President Joe Biden came into office rightly furious with the Kingdom, determined to make Saudi Crown Prince Muhammed Bin Salaam a pariah in the civilized world, and force Saudi Arabia to make the human rights concessions it had been working toward prior to Trump. But now, the situation is such that President Biden is forced to meet with MBS on a trip to the Middle East in July.

While Trump was president and Jared Kushner carried the Middle East portfolio, “MBS,” ordered the murder of an American resident-green card holder, Jamal Khashoggi, and shortly thereafter rounded-up hundreds of dissidents, including many family members, some jailed, some never seen again. The round-up occurred curiously soon after a meeting with Kushner, who enjoyed both special access to American intelligence and special access to his fast friend MBS. It is puzzling that the United States did little to nothing about the Khashoggi murder or the suppression of dissidents.

President Biden sought to reset the U.S.-Saudi relationship by using American leverage to make MBS a pariah in the civilized world.

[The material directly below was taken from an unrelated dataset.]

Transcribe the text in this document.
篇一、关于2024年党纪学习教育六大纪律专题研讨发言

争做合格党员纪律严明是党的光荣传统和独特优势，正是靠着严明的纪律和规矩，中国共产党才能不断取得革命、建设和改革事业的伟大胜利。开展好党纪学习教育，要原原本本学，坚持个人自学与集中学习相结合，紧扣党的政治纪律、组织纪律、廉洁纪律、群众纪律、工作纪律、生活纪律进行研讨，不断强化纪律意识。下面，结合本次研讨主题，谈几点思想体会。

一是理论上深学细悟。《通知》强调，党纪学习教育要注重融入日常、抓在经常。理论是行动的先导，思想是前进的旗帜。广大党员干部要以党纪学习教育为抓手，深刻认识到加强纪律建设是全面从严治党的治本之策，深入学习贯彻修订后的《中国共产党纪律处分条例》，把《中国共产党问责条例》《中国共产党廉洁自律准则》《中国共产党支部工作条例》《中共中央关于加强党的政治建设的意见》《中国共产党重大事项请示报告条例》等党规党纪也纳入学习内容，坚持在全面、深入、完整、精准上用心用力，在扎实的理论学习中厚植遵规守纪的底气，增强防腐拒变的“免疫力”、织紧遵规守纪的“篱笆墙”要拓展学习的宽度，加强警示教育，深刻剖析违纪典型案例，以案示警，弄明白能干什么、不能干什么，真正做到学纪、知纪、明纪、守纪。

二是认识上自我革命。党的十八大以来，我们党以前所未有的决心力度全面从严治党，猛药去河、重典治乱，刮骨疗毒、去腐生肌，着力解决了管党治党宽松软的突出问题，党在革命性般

Now, many believe that MBS’s inner MAGA has him turning Saudi oil pumps back to half power, further drying up the oil supply, and pushing gas prices ever higher, all to President Biden’s detriment and Trump’s benefit. It is surely for that reason that President Biden decided the country’s well-being required him to meet the monster. Perhaps the U.S. can leverage a deal with MBS to increase supply and bring gas prices down. Per Axios:

After weeks of speculation, the agenda for President Biden’s mid-July Middle East trip is set, and it includes a visit to Saudi Arabia during which he expects to meet Crown Prince Mohammed bin Salman, a senior administration official told reporters.

Biden on the campaign trail vowed to make Saudi Arabia a “pariah” over the kingdom’s human rights record and the murder of Jamal Khashoggi. U.S. intelligence concluded MBS ordered the killing — an allegation Saudi officials reject.

The will-he-won’t-he speculation about a potential meeting with the crown prince has underscored the tension for Biden between realpolitik at a time of tensions with Iran and sky-high oil prices and his desire to put human rights at the forefront of U.S. foreign policy.

If there is anyone on the planet who can thread the needle between holding the line on human rights while also giving Saudi concessions to immediately increase the world’s oil supply,  it would be a president with 40 years of foreign policy experience. It is a high-risk, high-reward opportunity during a time that calls for risk-taking.